Mary is Chris’s wife and she is a second mother to me. She brings a bag of medicine in and sets in on the table she has set up at the edge of his bed. Four hundred dollars at Longs Drugs, she says. Can you believe that? He pees into a plastic container that is bent like a duck’s neck. Mary holds up the container to show me. Can you believe this? She laughs. He doesn’t even have to get out of bed to pee!

The Chinese gymnast falls off of the uneven bars. She is not hurt and does not cry, but her youth burns away. The other Chinese girls pretend to be sorry for her, but they are not real friends because they are all going after the same thing.

My mother is anxious. She does not know how to relinquish control. I have to do something, she says. I’ve gotta get up. My dad says they could drive around. They could go to the store. My mother’s eyes are heavy. She is a determined woman.

Chris says, Its amazing how many Republicans there are at that friggin’ hospital out there in Modesto. He says, I couldn’t find one Obama supporter there. Not even the nurses.

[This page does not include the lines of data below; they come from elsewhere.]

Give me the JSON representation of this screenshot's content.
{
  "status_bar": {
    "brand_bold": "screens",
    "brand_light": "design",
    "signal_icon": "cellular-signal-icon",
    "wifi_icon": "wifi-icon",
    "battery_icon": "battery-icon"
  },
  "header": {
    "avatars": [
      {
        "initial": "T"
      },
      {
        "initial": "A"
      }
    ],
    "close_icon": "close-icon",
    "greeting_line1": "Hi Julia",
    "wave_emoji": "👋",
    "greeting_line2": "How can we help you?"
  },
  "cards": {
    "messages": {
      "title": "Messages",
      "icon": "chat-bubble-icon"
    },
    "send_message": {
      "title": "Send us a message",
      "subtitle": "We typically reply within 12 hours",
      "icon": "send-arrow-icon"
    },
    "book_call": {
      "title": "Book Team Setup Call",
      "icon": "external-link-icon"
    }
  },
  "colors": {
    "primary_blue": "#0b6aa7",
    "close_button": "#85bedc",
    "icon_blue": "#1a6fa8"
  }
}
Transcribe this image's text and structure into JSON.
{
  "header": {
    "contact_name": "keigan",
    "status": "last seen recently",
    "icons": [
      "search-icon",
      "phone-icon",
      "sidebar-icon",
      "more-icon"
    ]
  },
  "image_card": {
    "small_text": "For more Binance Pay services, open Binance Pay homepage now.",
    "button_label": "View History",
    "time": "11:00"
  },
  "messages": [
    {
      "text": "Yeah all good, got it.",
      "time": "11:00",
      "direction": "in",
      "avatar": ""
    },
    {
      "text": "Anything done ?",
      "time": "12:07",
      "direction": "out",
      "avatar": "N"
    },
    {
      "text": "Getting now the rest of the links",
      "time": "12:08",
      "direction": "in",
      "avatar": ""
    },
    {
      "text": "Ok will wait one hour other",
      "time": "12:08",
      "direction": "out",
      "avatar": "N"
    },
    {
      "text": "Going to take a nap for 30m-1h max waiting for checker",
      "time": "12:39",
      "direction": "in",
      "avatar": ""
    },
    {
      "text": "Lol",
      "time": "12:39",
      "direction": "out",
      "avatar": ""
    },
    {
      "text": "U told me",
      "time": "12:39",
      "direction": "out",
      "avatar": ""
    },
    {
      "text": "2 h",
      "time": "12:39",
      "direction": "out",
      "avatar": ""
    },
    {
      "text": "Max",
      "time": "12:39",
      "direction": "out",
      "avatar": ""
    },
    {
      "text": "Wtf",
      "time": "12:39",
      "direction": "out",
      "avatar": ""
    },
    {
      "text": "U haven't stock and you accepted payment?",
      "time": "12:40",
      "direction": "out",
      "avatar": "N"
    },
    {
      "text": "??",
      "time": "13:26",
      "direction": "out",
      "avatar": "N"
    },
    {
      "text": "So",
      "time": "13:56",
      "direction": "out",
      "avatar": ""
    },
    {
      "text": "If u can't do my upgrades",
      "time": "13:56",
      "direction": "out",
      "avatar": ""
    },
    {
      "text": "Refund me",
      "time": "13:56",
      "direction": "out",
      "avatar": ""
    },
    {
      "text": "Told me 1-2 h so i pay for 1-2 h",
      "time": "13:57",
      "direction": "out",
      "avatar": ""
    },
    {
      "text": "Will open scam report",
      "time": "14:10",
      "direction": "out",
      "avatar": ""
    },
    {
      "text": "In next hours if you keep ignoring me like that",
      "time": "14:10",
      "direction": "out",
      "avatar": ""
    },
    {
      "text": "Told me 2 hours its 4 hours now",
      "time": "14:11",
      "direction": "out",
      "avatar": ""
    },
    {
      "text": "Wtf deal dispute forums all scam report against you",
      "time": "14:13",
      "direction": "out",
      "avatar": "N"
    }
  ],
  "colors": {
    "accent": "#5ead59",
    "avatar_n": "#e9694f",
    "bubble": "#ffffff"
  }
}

My mother says, This is scary.

I am like a bottle and today I am being filled up with sadness. When I walk down the path I look down at the plants. The plants are green and strong. Succulent, cactus, poppy.

My mother throws the covers off. I’ve gotta get outta here. She is wearing sweat pants and a black fleece vest (how soft my mother always feels!) She grabs a book from her bedside table and pads out of her room, through the house, and down the brick path that connects our house to Chris and Mary’s. Maybe I’ll go read up there with Chris, I hear her say. I watch her open the door to his house. That will be nice, I think, a companion.